Europe has a much better track record of getting biopharma companies to test drugs on children. Norman Lacayo, a pediatric oncologist at Stanford’s Lucile Packard Children’s Hospital, told WSJ, “We were jealous of Europe, where they forced all companies to have pediatric investigational plans for all drugs and we didn’t have that.”

Children typically have a better cure rate for cancer, around 80 percent. But in some cases, there are few options, often because the drugs for adults have not been tested or approved for children.

Lacayo will soon be launching a clinical trial of Roche’s leukemia drug, Idasanutlin, for adults on children this summer. He told WSJ, “It is a nightmare for families who have no options.
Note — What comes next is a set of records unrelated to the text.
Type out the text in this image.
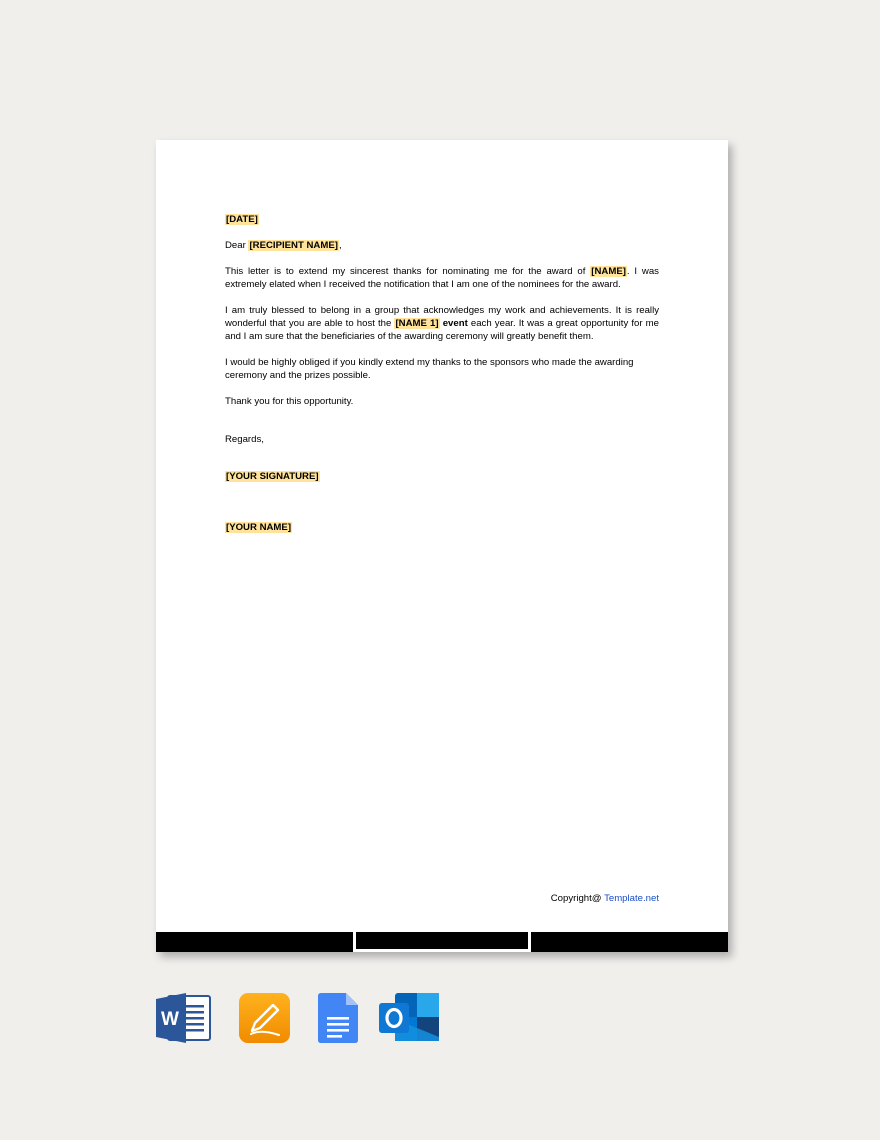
[DATE]

Dear [RECIPIENT NAME],

This letter is to extend my sincerest thanks for nominating me for the award of [NAME]. I was extremely elated when I received the notification that I am one of the nominees for the award.

I am truly blessed to belong in a group that acknowledges my work and achievements. It is really wonderful that you are able to host the [NAME 1] event each year. It was a great opportunity for me and I am sure that the beneficiaries of the awarding ceremony will greatly benefit them.

I would be highly obliged if you kindly extend my thanks to the sponsors who made the awarding ceremony and the prizes possible.

Thank you for this opportunity.

Regards,

[YOUR SIGNATURE]

[YOUR NAME]

Copyright@ Template.net
W
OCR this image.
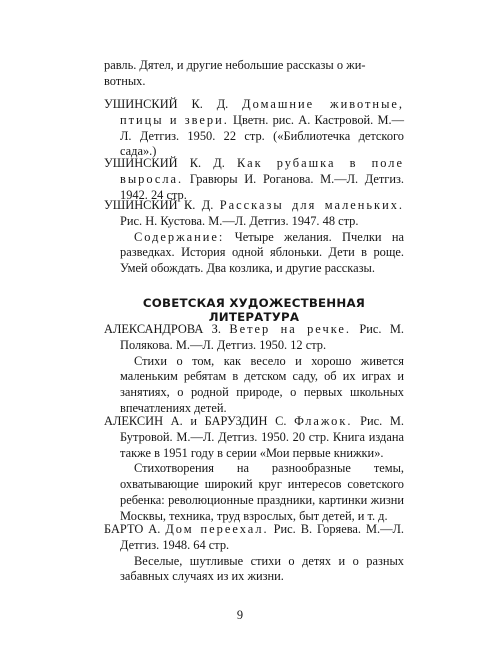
равль. Дятел, и другие небольшие рассказы о жи-

вотных.

УШИНСКИЙ К. Д. Домашние животные, птицы и звери. Цветн. рис. А. Кастровой. М.—Л. Детгиз. 1950. 22 стр. («Библиотечка детского сада».)

УШИНСКИЙ К. Д. Как рубашка в поле выросла. Гравюры И. Роганова. М.—Л. Детгиз. 1942. 24 стр.

УШИНСКИЙ К. Д. Рассказы для маленьких. Рис. Н. Кустова. М.—Л. Детгиз. 1947. 48 стр.

Содержание: Четыре желания. Пчелки на разведках. История одной яблоньки. Дети в роще. Умей обождать. Два козлика, и другие рассказы.

СОВЕТСКАЯ ХУДОЖЕСТВЕННАЯ ЛИТЕРАТУРА

АЛЕКСАНДРОВА З. Ветер на речке. Рис. М. Полякова. М.—Л. Детгиз. 1950. 12 стр.

Стихи о том, как весело и хорошо живется маленьким ребятам в детском саду, об их играх и занятиях, о родной природе, о первых школьных впечатлениях детей.

АЛЕКСИН А. и БАРУЗДИН С. Флажок. Рис. М. Бутровой. М.—Л. Детгиз. 1950. 20 стр. Книга издана также в 1951 году в серии «Мои первые книжки».

Стихотворения на разнообразные темы, охватывающие широкий круг интересов советского ребенка: революционные праздники, картинки жизни Москвы, техника, труд взрослых, быт детей, и т. д.

БАРТО А. Дом переехал. Рис. В. Горяева. М.—Л. Детгиз. 1948. 64 стр.

Веселые, шутливые стихи о детях и о разных забавных случаях из их жизни.

9
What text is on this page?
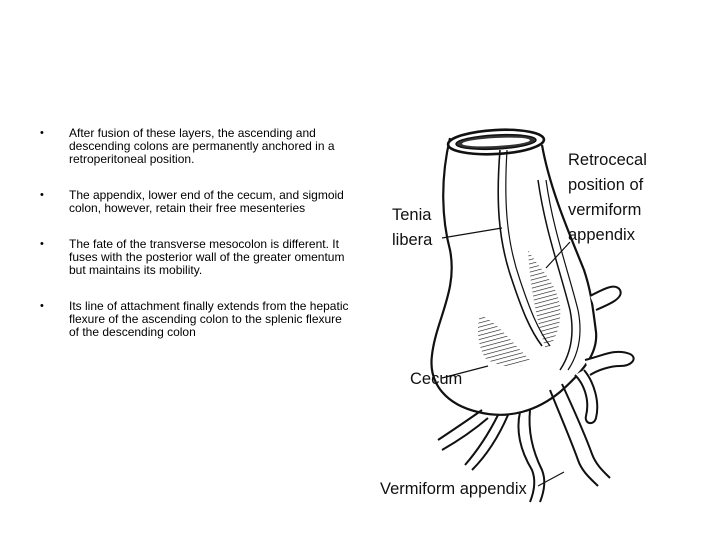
• After fusion of these layers, the ascending and descending colons are permanently anchored in a retroperitoneal position.
• The appendix, lower end of the cecum, and sigmoid colon, however, retain their free mesenteries
• The fate of the transverse mesocolon is different. It fuses with the posterior wall of the greater omentum but maintains its mobility.
• Its line of attachment finally extends from the hepatic flexure of the ascending colon to the splenic flexure of the descending colon
Retrocecal
position of
vermiform
appendix
Tenia
libera
Cecum
Vermiform appendix
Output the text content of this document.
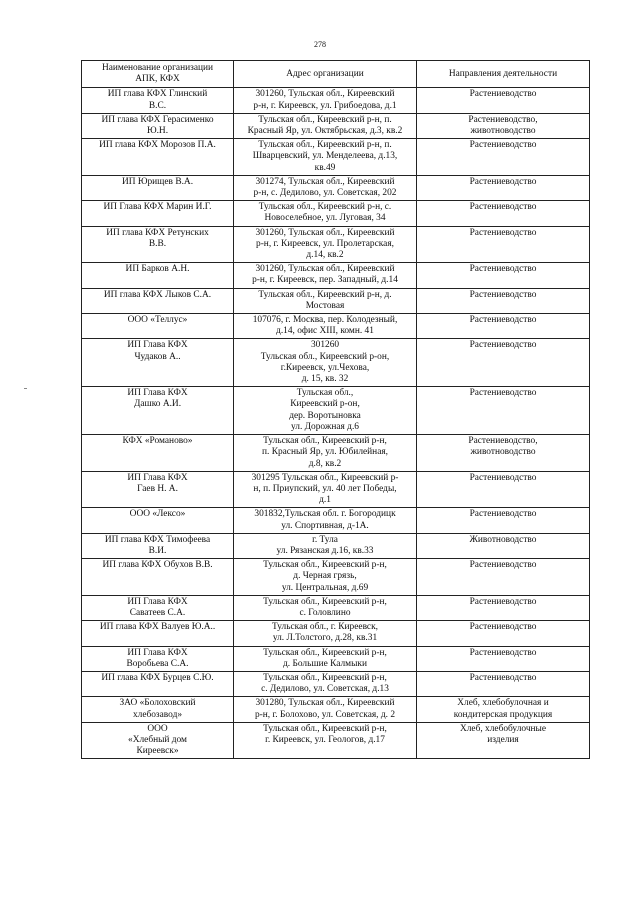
278
Наименование организации
АПК, КФХ	Адрес организации	Направления деятельности

ИП глава КФХ Глинский
В.С.	301260, Тульская обл., Киреевский
р-н, г. Киреевск, ул. Грибоедова, д.1	Растениеводство

ИП глава КФХ Герасименко
Ю.Н.	Тульская обл., Киреевский р-н, п.
Красный Яр, ул. Октябрьская, д.3, кв.2	Растениеводство,
животноводство

ИП глава КФХ Морозов П.А.	Тульская обл., Киреевский р-н, п.
Шварцевский, ул. Менделеева, д.13,
кв.49	Растениеводство

ИП Юрищев В.А.	301274, Тульская обл., Киреевский
р-н, с. Дедилово, ул. Советская, 202	Растениеводство

ИП Глава КФХ Марин И.Г.	Тульская обл., Киреевский р-н, с.
Новоселебное, ул. Луговая, 34	Растениеводство

ИП глава КФХ Ретунских
В.В.	301260, Тульская обл., Киреевский
р-н, г. Киреевск, ул. Пролетарская,
д.14, кв.2	Растениеводство

ИП Барков А.Н.	301260, Тульская обл., Киреевский
р-н, г. Киреевск, пер. Западный, д.14	Растениеводство

ИП глава КФХ Лыков С.А.	Тульская обл., Киреевский р-н, д.
Мостовая	Растениеводство

ООО «Теллус»	107076, г. Москва, пер. Колодезный,
д.14, офис XIII, комн. 41	Растениеводство

ИП Глава КФХ
Чудаков А..	301260
Тульская обл., Киреевский р-он,
г.Киреевск, ул.Чехова,
д. 15, кв. 32	Растениеводство

ИП Глава КФХ
Дашко А.И.	Тульская обл.,
Киреевский р-он,
дер. Воротыновка
ул. Дорожная д.6	Растениеводство

КФХ «Романово»	Тульская обл., Киреевский р-н,
п. Красный Яр, ул. Юбилейная,
д.8, кв.2	Растениеводство,
животноводство

ИП Глава КФХ
Гаев Н. А.	301295 Тульская обл., Киреевский р-
н, п. Приупский, ул. 40 лет Победы,
д.1	Растениеводство

ООО «Лексо»	301832,Тульская обл. г. Богородицк
ул. Спортивная, д-1А.	Растениеводство

ИП глава КФХ Тимофеева
В.И.	г. Тула
ул. Рязанская д.16, кв.33	Животноводство

ИП глава КФХ Обухов В.В.	Тульская обл., Киреевский р-н,
д. Черная грязь,
ул. Центральная, д.69	Растениеводство

ИП Глава КФХ
Саватеев С.А.	Тульская обл., Киреевский р-н,
с. Головлино	Растениеводство

ИП глава КФХ Валуев Ю.А..	Тульская обл., г. Киреевск,
ул. Л.Толстого, д.28, кв.31	Растениеводство

ИП Глава КФХ
Воробьева С.А.	Тульская обл., Киреевский р-н,
д. Большие Калмыки	Растениеводство

ИП глава КФХ Бурцев С.Ю.	Тульская обл., Киреевский р-н,
с. Дедилово, ул. Советская, д.13	Растениеводство

ЗАО «Болоховский
хлебозавод»	301280, Тульская обл., Киреевский
р-н, г. Болохово, ул. Советская, д. 2	Хлеб, хлебобулочная и
кондитерская продукция

ООО
«Хлебный дом
Киреевск»	Тульская обл., Киреевский р-н,
г. Киреевск, ул. Геологов, д.17	Хлеб, хлебобулочные
изделия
When I see these poor families walk in with their children, you see on their faces their suffering and despair.” He believes the trial of Roche’s drug and other similar trials will offer hope.

Idasanutlin will also be evaluated in children at Memorial Sloan Kettering Cancer Centerin New York.

Hubert Caron, who heads Roche’s pediatric oncology unit, called the law “a game-changer.” Sloan Kettering and Stanford are planning a clinical trial with Roche’s Genentech unit. Caron says, “We will be seeing major changes in therapies for children in the next five to 10 years.”

Although researchers seem generally supportive, there are concerns. Peter Adamson, a pediatric oncologist at the Children's Hospital of Philadelphia, who also chairs an international consortium of more than 220 children’s cancer centers, the Children’s Oncology Group, is worried the law is “overpromising patients and families.”

Adamson told WSJ that more clinical trials focused on pediatrics has “high value,” but that doesn’t mean they will all be successful. “We have small steps,” he said. “Cancer is a challenging problem.”

Meanwhile, President Trump signed another “Right to Try Act” into law in May 2018. This law gives terminally ill patients greater access to drugs that haven’t yet been approved. There are concerns about this law, as well, which is something of a messy merger of a Senate version of the bill and a House version that was extensively modified in the House Energy and Commerce Committee.

The implications of this law are less clear, largely because they will have likely conflict with many state laws on the same subject. States, however, don’t have the right to approve drugs, which lies with the FDA.

The law gives terminally ill patients the right to bypass the FDA and be given experimental drugs. The FDA is not involved, nor is an institutional review board (IRB). FDA protections do not apply. The drugs need to have passed Phase I clinical trials, have an investigational new drug (IND) application with the FDA, and be in Phase II clinical trials.

This is one area that makes the law controversial, because Phase I trials are typically small, with fewer than 30 patients, and are usually designed to screen for severe toxicities and develop safe dosing ranges. Many consider it rather broad to say that if a drug passed Phase I, it is safe.

The law also shields doctors prescribing the drugs under the law, pharmacists dispensing the drugs, and the companies providing the drug, from liability. The FDA Commissioner also can’t use the outcomes from the right-to-try drugs in determining whether the drug should be granted approval. That is to say, if a patient uses an experimental drug under the law and dies, that doesn’t go into any determination of the drug’s approval via safety or effectiveness. Presumably, the inverse is true, if the patient recovers, it won’t be used either.

On January 10, the first test of the law was made, with ERC-USA, a subsidiary of Belgium-based Epitopoietic Research Corporation, agreeing to provide patient access to ERC-1671 (Gliovac), which is currently in Phase II trials in the U.S. The drug was already approved in Europe for grade IV glioma (glioblastoma multiforme and gliosarcoma) when all other traditional treatments have failed. The treatment was initiated in late November 2018.